Standing on Formality… or Not

I’m catching up on all the blog posts that I didn’t read during the holiday season. Scot McKnight, as usual, has had some really interesting ones. One in particular caught my attention and I want to touch on it. Scot was complaining that there isn’t enought reverence in the pastoral office in many churches today. You can read Scot’s post here

As much as I respect Scot, I have to disagree with him on this one. I agree that those that have the privilege of serving God in the roll of pastor should acknowledge that privilege. It is, however, vitally important that pastors work diligently to break down the clergy/laity divide. Standing on the formality of the pastoral office leads to the misnomer that there is such a thing a professional Christ-follower. That, of course, is ridiculous. Those that God has called to vocational ministry have a special role in the church but they are no better nor more important than those called to serve represent Christ in government, academia, or the secular marketplace.

Scot’s illustration at the end of his post, in my opinion, supports my point. The taxi driver is guilty of believing the myth that there are people that are vocationally closer to God and therefore can talk to God more directly. There is nothing that Scot could say or do to help that man that any other Christ-follower couldn’t say or do. Those of us that are ministry professionals need to focus on the preisthood of believers and not on professional clergy. I think reducing formality is an importat part of this.
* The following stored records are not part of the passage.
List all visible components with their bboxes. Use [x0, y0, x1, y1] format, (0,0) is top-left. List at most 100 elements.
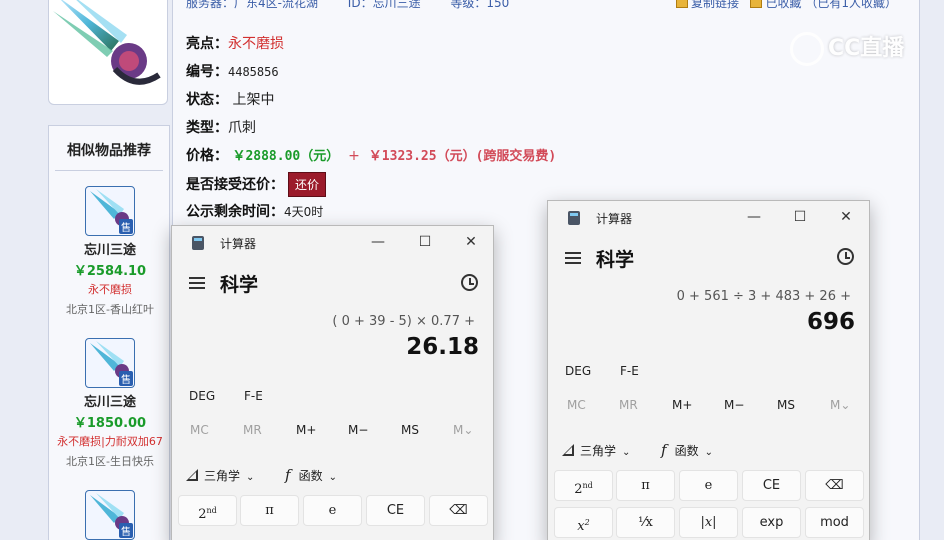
fe-button[interactable]: F-E	[620, 364, 639, 378]
triangle-icon	[562, 444, 574, 456]
cc-logo-icon	[790, 32, 824, 66]
m-plus-button[interactable]: M+	[296, 423, 316, 437]
price-value: ￥2888.00（元）	[232, 149, 340, 164]
deg-button[interactable]: DEG	[565, 364, 591, 378]
ms-button[interactable]: MS	[401, 423, 419, 437]
history-icon[interactable]	[837, 248, 854, 265]
memory-list-button[interactable]: M⌄	[830, 398, 850, 412]
triangle-icon	[186, 469, 198, 481]
calculator-window-left[interactable]: 计算器 — ☐ ✕ 科学 ( 0 + 39 - 5) × 0.77 + 26.1…	[171, 225, 494, 540]
window-title: 计算器	[596, 212, 633, 226]
star-icon	[750, 0, 763, 8]
maximize-button[interactable]: ☐	[786, 205, 814, 229]
chevron-down-icon: ⌄	[622, 447, 631, 458]
m-minus-button[interactable]: M−	[348, 423, 368, 437]
function-dropdown[interactable]: f 函数 ⌄	[285, 466, 337, 484]
calculator-app-icon	[568, 211, 580, 225]
m-minus-button[interactable]: M−	[724, 398, 744, 412]
calculator-window-right[interactable]: 计算器 — ☐ ✕ 科学 0 + 561 ÷ 3 + 483 + 26 + 69…	[547, 200, 870, 540]
function-icon: f	[661, 441, 667, 459]
favorite-button[interactable]: 已收藏	[765, 0, 801, 10]
sold-badge: 售	[119, 371, 133, 386]
pi-key[interactable]: π	[240, 495, 299, 526]
result-display: 26.18	[406, 334, 479, 360]
similar-item-thumb[interactable]: 售	[85, 338, 135, 388]
trigonometry-dropdown[interactable]: 三角学 ⌄	[186, 467, 254, 484]
function-icon: f	[285, 466, 291, 484]
remaining-row: 公示剩余时间：4天0时	[186, 204, 324, 220]
server-info: 服务器：广东4区-流花湖	[186, 0, 318, 10]
weapon-icon	[53, 0, 161, 85]
item-image	[48, 0, 168, 105]
titlebar[interactable]: 计算器 — ☐ ✕	[548, 201, 869, 233]
minimize-button[interactable]: —	[740, 205, 768, 229]
mr-button[interactable]: MR	[619, 398, 638, 412]
second-function-key[interactable]: 2nd	[178, 495, 237, 526]
menu-icon[interactable]	[189, 277, 205, 289]
chevron-down-icon: ⌄	[704, 447, 713, 458]
stream-watermark: CC直播	[790, 30, 904, 66]
function-dropdown[interactable]: f 函数 ⌄	[661, 441, 713, 459]
similar-items-title: 相似物品推荐	[55, 126, 163, 171]
similar-item-thumb[interactable]: 售	[85, 490, 135, 540]
absolute-value-key[interactable]: |x|	[679, 507, 738, 538]
square-key[interactable]: x2	[554, 507, 613, 538]
history-icon[interactable]	[461, 274, 478, 291]
e-key[interactable]: e	[679, 470, 738, 501]
clear-entry-key[interactable]: CE	[742, 470, 801, 501]
mr-button[interactable]: MR	[243, 423, 262, 437]
id-info: ID：忘川三途	[347, 0, 421, 10]
highlight-value: 永不磨损	[228, 36, 284, 52]
serial-row: 编号：4485856	[186, 64, 279, 80]
status-row: 状态： 上架中	[186, 92, 275, 108]
similar-item[interactable]: 售	[49, 490, 171, 540]
type-row: 类型：爪刺	[186, 120, 256, 136]
mode-title: 科学	[596, 249, 635, 271]
highlight-row: 亮点：永不磨损	[186, 36, 284, 52]
backspace-key[interactable]: ⌫	[805, 470, 864, 501]
reciprocal-key[interactable]: ¹⁄x	[616, 507, 675, 538]
sold-badge: 售	[119, 219, 133, 234]
minimize-button[interactable]: —	[364, 230, 392, 254]
m-plus-button[interactable]: M+	[672, 398, 692, 412]
type-value: 爪刺	[228, 120, 256, 136]
mode-title: 科学	[220, 274, 259, 296]
sold-badge: 售	[119, 523, 133, 538]
mc-button[interactable]: MC	[190, 423, 209, 437]
close-button[interactable]: ✕	[457, 230, 485, 254]
second-function-key[interactable]: 2nd	[554, 470, 613, 501]
fe-button[interactable]: F-E	[244, 389, 263, 403]
ms-button[interactable]: MS	[777, 398, 795, 412]
window-title: 计算器	[220, 237, 257, 251]
similar-items-panel: 相似物品推荐 售 忘川三途 ￥2584.10 永不磨损 北京1区-香山红叶 售 …	[48, 125, 170, 540]
level-info: 等级：150	[450, 0, 510, 10]
pi-key[interactable]: π	[616, 470, 675, 501]
chevron-down-icon: ⌄	[246, 472, 255, 483]
clear-entry-key[interactable]: CE	[366, 495, 425, 526]
favorite-count: （已有1人收藏）	[805, 0, 897, 10]
similar-item[interactable]: 售 忘川三途 ￥1850.00 永不磨损|力耐双加67 北京1区-生日快乐	[49, 338, 171, 469]
result-display: 696	[806, 309, 855, 335]
e-key[interactable]: e	[303, 495, 362, 526]
menu-icon[interactable]	[565, 252, 581, 264]
titlebar[interactable]: 计算器 — ☐ ✕	[172, 226, 493, 258]
exp-key[interactable]: exp	[742, 507, 801, 538]
expression-display: 0 + 561 ÷ 3 + 483 + 26 +	[676, 289, 851, 304]
mod-key[interactable]: mod	[805, 507, 864, 538]
calculator-app-icon	[192, 236, 204, 250]
item-actions: 复制链接 已收藏 （已有1人收藏）	[676, 0, 897, 11]
close-button[interactable]: ✕	[832, 205, 860, 229]
similar-item[interactable]: 售 忘川三途 ￥2584.10 永不磨损 北京1区-香山红叶	[49, 186, 171, 317]
mc-button[interactable]: MC	[567, 398, 586, 412]
seller-info-bar: 服务器：广东4区-流花湖 ID：忘川三途 等级：150	[186, 0, 535, 11]
deg-button[interactable]: DEG	[189, 389, 215, 403]
trigonometry-dropdown[interactable]: 三角学 ⌄	[562, 442, 630, 459]
counter-offer-button[interactable]: 还价	[288, 172, 327, 197]
cross-server-fee: ￥1323.25（元）(跨服交易费)	[368, 149, 557, 164]
backspace-key[interactable]: ⌫	[429, 495, 488, 526]
memory-list-button[interactable]: M⌄	[453, 423, 473, 437]
link-icon	[676, 0, 688, 8]
similar-item-thumb[interactable]: 售	[85, 186, 135, 236]
copy-link-button[interactable]: 复制链接	[691, 0, 739, 10]
maximize-button[interactable]: ☐	[411, 230, 439, 254]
~ by bryonharvey on January 15, 2009.

One Response to “Standing on Formality… or Not”

  1. After reading Scott’s blog and yours, I must say that I believe that it is important for a pastor to have pages/ blogs that discuss both formal church discussion such as scriptures, teachings, etc, but I also think in order to reach people in younger generations you have to post things at their level, meaning you have to be willing to write in such a way that you are able to converse with them rather than talk at them. Our generation wants heart to heart rather than professionalism.